There I stood in my kitchen, frustrated beyond belief. The task before me was daunting and try as I might, I was unsuccessful. My wife had long since retired for the night. After what seemed an eternity, I surrendered to the agony of defeat and dropped the fresh new garbage bag to the floor, unopened.
I have a malady, a disorder or deficiency if you will. No matter how hard I try, I simply do not possess the ability to open a new garbage bag. I just can’t seem to pull the plastic apart. It’s like, when the garbage bags see me coming, they all cry out, “Here comes the buffoon! Everyone, fuse your molecular agencies together and make his attempts to fill you with trash unsuccessful!”
It’s a completely different story with my wife and garbage bags. She calls them liners which is just weird and wrong. While I’m asleep or at work, she must charm the bags so they will open for her. I’m not exaggerating at all when I say this, but when she is within a ten foot radius of the bags, they fling themselves into her hands, fully opened, ready to do her bidding. They practically fly through the kitchen and the rest of the house, picking up trash items and emptying smaller trash receptacles into themselves. I kid you not, one day I saw one of them vacuuming while another was cooking dinner.
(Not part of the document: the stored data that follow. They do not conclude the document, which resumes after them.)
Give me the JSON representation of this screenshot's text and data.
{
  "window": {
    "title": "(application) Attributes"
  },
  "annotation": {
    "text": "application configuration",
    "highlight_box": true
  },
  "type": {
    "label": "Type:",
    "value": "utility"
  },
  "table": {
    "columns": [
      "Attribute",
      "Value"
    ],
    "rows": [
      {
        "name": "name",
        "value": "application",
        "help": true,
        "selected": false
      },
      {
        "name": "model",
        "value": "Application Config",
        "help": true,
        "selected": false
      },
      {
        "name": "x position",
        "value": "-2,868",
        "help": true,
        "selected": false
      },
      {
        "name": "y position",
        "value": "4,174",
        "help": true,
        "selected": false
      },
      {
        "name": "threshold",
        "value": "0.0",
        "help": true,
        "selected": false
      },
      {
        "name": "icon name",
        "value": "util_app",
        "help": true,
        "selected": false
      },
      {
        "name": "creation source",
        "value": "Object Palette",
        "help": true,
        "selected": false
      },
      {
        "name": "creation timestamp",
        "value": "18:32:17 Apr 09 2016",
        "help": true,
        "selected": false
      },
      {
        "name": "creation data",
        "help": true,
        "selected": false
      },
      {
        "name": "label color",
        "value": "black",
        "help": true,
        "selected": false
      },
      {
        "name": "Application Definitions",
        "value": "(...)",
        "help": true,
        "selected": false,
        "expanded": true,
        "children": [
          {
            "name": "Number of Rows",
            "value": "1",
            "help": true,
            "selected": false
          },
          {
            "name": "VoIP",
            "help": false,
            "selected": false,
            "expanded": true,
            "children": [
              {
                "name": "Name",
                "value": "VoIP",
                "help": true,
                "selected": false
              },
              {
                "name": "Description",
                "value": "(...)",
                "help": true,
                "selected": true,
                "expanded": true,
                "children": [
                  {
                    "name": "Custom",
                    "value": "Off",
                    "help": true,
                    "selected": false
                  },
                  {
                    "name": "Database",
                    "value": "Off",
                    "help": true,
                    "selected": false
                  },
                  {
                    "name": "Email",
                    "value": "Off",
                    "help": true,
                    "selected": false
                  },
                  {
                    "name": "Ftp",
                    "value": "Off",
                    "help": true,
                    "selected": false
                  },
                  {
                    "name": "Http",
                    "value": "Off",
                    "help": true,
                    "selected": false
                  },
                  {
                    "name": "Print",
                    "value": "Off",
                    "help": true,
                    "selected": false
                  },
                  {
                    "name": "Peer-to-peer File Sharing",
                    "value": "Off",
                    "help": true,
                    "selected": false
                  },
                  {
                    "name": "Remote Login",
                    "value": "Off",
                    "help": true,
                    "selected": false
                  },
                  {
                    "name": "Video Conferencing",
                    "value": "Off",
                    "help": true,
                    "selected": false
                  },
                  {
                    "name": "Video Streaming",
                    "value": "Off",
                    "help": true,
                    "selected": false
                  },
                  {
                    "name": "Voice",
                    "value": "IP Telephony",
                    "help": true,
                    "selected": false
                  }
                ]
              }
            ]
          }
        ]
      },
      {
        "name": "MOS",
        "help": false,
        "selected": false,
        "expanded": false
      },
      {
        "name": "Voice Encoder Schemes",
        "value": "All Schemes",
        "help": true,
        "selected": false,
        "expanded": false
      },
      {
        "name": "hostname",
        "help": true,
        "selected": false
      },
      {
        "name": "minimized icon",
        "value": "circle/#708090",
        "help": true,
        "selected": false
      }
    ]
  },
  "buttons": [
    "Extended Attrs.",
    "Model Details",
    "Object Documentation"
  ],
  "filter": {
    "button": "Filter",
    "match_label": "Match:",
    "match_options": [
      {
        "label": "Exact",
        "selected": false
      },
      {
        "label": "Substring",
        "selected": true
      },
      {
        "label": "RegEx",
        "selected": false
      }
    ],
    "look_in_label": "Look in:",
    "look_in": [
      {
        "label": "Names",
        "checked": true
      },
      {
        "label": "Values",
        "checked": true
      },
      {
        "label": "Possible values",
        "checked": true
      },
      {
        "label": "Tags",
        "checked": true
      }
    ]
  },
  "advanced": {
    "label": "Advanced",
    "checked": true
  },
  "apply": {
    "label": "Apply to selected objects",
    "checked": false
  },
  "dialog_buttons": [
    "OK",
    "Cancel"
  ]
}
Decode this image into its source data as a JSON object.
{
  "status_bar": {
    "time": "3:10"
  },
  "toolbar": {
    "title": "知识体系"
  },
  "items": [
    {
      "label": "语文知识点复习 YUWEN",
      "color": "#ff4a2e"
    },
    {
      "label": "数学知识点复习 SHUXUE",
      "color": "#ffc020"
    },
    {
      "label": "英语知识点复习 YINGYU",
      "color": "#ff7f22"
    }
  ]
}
If anything ever happens to my wife, I’ll have no choice but to become a hoarder. My house will be filled to overflowing with used tea bags, microwave popcorn bags (which I can open), and pizza boxes from years gone by. I’ll roam the streets for hours at a time, simply looking for fresh air and pondering my inadequacy as a functioning adult. Adults will see me and shake their heads in disgust. Women will run from me because of the stench. Small children will point at me and cry out, “Look, there’s trash house man! Isn’t he stupid? He never learned to open a garbage bag. Now he can’t even get to his bedroom because of all the trash.” Then one day, I’ll just disappear. People will wonder if I just buried myself in my own garbage or relocated to the city dump.
Yeah, I guess that’s my fate. Glad my wife is here to help me survive.